We are initiating coverage on PBPB shares with an Overweight rating and $34 price target, which is 94x our FY14 earnings estimate. We believe this multiple is warranted given the scarcity value due to very few restaurant growth options from a public company perspective, a proven strategy to continue market share gains, and the pipeline value of future development. – Piper Jaffray 10/29/2013

Unfortunately for Potbelly’s IPO investors, the market has unmasked a weak SSSG trend that investors seemed to have ignored at IPO.

Potbelly’s Same-Store Sales Growth Since FY 2009

 Potbelly's SSSG since FY 2009

The Container Store: Disappointing Growth Drags Down Share Price

Container Store Group Inc (NYSE:TCS) is a retailer of storage and organization products that went public in late 2013. At IPO, investors were enamored with this retailer with “hard to contain competitive advantages”, resulting in shares closing 96% above its IPO price. At IPO, TCS was similar to Five Below Inc (NASDAQ:FIVE) (and to Potbelly’s) as it was expected to have significant white space opportunity with a base of only 63 stores. Sell-side analysts, not surprisingly, had high expectations for this specialty retailer to expand rapidly.

Significant long-term growth opportunity with impressive sustainability and duration of growth. We see potential for 300-350 stores nationally, above management’s 300-store guidance (5x-6x the current store base). – Stifel 11/11/2013

Given its small size, just 63 stores and the potential for over 300 U.S. locations, we believe that positions TCS as one of the best growth names in our coverage. – Credit Suisse 11/26/2013

Since its IPO, TCS’ fundamentals have deteriorated and as a result, the share price has declined 39% from an all-time high of $47.07 in late 2013, and is down 20% since its IPO. SSSG, revenue growth and EBITDA margins have all since declined since the IPO.

The Container Store: Five-Year Historical Snapshot

 Container Store five-year historical snapshot

TCS’ mediocre results have translated to an underperforming share price; in 2014 alone, TCS has declined 39%.

The Container Store: One-Year Share Price Performance

 Container Store 1-year stock price performance

These examples all paint a similar picture: inflated expectations around overhyped retailers with seemingly unlimited geographic expansion potential often lead to disappointment. Time and time again, emerging retailer investors have ignored the fundamentals and have been burned on hard-to-attain promises. There are few retailers who are able to successfully achieve national scale rapidly enough to justify the types of overly optimistic valuation multiples that Five Below Inc (NASDAQ:FIVE) is trading at.

Conclusion

As we have illustrated in this article, the specialty retail sector is rife with historical examples of emerging concepts that have let down investors time and time again. We believe investors consistently forget about the natural “pop and drop” of the specialty retail sector. Specifically, the market often forgets that specialty retailers generally lack one of the most important factors that justify high valuation multiples: sustainable competitive advantages.

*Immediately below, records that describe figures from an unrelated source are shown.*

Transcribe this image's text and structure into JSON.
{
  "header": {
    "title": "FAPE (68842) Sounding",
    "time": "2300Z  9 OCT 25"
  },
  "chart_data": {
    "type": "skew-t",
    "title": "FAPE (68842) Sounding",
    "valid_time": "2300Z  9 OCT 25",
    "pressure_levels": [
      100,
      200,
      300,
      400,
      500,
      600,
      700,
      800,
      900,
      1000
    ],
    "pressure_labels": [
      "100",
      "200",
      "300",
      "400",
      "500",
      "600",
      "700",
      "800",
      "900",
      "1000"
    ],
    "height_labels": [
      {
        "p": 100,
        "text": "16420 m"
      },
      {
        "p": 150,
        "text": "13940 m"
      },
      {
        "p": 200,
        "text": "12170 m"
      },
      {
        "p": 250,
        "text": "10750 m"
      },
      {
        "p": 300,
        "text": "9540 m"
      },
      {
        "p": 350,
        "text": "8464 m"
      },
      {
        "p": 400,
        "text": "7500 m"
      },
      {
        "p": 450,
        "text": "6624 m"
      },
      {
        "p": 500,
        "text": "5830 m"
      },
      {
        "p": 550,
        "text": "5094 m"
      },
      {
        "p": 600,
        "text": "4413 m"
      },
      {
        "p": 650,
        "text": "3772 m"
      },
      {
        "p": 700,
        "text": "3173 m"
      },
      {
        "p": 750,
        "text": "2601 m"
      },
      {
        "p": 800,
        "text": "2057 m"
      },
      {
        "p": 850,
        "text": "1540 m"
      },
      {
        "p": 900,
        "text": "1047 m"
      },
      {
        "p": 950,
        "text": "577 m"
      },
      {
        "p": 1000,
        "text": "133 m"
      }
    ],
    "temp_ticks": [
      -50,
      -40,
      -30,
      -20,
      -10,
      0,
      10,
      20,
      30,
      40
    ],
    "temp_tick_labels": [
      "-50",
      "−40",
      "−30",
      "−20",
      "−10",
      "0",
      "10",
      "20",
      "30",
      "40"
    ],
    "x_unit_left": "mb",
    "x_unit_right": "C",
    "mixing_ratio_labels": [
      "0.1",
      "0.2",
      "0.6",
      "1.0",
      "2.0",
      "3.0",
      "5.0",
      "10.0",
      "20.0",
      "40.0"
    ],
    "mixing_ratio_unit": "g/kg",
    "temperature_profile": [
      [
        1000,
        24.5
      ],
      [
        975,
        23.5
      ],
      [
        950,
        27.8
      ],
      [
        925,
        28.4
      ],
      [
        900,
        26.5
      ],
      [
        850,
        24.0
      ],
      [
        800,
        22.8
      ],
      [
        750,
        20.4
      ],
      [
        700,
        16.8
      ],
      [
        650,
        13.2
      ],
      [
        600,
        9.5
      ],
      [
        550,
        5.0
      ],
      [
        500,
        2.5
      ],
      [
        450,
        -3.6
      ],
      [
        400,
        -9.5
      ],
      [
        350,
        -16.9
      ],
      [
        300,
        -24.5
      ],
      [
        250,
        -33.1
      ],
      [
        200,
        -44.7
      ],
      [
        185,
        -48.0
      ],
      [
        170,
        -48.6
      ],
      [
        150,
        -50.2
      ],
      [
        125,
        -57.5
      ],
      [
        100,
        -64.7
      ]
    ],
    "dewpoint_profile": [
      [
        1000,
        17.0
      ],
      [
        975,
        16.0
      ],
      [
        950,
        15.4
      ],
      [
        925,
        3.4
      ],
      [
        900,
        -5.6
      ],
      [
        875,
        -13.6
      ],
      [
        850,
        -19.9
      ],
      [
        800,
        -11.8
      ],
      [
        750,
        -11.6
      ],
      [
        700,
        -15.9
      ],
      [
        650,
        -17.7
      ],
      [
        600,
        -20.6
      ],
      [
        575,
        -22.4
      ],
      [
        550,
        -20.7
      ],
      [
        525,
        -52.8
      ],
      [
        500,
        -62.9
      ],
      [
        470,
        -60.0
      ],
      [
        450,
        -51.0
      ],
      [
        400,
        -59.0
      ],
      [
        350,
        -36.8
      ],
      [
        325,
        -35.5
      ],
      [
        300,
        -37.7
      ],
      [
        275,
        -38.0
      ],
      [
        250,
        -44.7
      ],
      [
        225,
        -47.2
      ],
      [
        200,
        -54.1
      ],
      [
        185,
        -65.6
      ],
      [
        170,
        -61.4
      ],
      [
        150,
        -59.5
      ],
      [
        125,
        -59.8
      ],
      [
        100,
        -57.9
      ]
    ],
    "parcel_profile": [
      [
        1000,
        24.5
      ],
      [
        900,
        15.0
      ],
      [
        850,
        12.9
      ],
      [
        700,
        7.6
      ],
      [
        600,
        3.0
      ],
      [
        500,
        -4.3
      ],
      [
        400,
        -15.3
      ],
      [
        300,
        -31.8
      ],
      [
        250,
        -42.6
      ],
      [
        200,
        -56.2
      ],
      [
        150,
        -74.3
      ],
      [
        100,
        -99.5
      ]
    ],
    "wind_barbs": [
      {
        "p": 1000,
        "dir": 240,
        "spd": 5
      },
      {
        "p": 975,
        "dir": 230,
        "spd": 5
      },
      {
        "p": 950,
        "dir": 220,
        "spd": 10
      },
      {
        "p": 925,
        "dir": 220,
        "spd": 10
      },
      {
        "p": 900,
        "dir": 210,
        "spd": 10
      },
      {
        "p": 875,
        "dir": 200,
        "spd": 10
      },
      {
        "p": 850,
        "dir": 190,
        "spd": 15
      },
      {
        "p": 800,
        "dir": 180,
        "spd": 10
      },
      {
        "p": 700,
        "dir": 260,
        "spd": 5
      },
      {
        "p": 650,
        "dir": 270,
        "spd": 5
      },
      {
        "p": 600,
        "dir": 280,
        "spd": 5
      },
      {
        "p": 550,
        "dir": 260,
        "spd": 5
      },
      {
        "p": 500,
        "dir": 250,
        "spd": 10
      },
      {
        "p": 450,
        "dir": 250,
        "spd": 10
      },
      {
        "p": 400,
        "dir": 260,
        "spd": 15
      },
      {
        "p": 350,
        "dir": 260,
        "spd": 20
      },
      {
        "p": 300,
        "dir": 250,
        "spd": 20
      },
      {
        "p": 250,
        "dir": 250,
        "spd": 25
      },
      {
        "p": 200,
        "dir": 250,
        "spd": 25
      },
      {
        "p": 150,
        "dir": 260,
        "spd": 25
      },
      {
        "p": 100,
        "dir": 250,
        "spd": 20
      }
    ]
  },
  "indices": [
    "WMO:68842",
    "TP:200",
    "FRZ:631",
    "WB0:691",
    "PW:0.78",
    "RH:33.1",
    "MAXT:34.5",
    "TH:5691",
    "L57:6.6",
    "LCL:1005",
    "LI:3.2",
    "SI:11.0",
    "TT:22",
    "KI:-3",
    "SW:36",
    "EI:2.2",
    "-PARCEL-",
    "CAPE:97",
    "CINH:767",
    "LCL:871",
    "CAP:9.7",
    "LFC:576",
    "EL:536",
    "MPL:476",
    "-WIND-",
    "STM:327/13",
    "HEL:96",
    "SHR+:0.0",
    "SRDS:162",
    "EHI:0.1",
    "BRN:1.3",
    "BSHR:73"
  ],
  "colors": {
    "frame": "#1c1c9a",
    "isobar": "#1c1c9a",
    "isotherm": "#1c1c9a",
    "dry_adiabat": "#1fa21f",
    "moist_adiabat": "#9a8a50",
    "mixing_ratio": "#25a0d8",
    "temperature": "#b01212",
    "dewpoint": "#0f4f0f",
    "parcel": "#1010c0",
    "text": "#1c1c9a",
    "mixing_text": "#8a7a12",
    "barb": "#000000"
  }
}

Five Below has limited competitive advantages. Five Below Inc (NASDAQ:FIVE) has no cost advantages relative to its larger competitors, nor does it have any merchandising advantages given its lack of proprietary products. While the idea of tailoring a discount retailer to a teenage demographic has allowed Five Below to make some inroads, it’s a concept that can easily be replicated by competitors. Accelerating competition within the discount retail sector, in terms of current dollar stores both expanding units and also introducing higher-priced products to compete with FIVE’s five-dollar threshold, as well as the expansion of Wal-Mart Stores, Inc. (NYSE:WMT)’s small-format stores, will present serious competitive threats to FIVE as it enters the intermediate stage of its growth trajectory. We wouldn’t be surprised if future concepts such as Five Under, Five’N’Less, Less Than Five, Five’s Too High, Thrive-Under-Five, Trinkets-For-Teens and other copycats also restrict FIVE’s long-term growth and undercut its margins.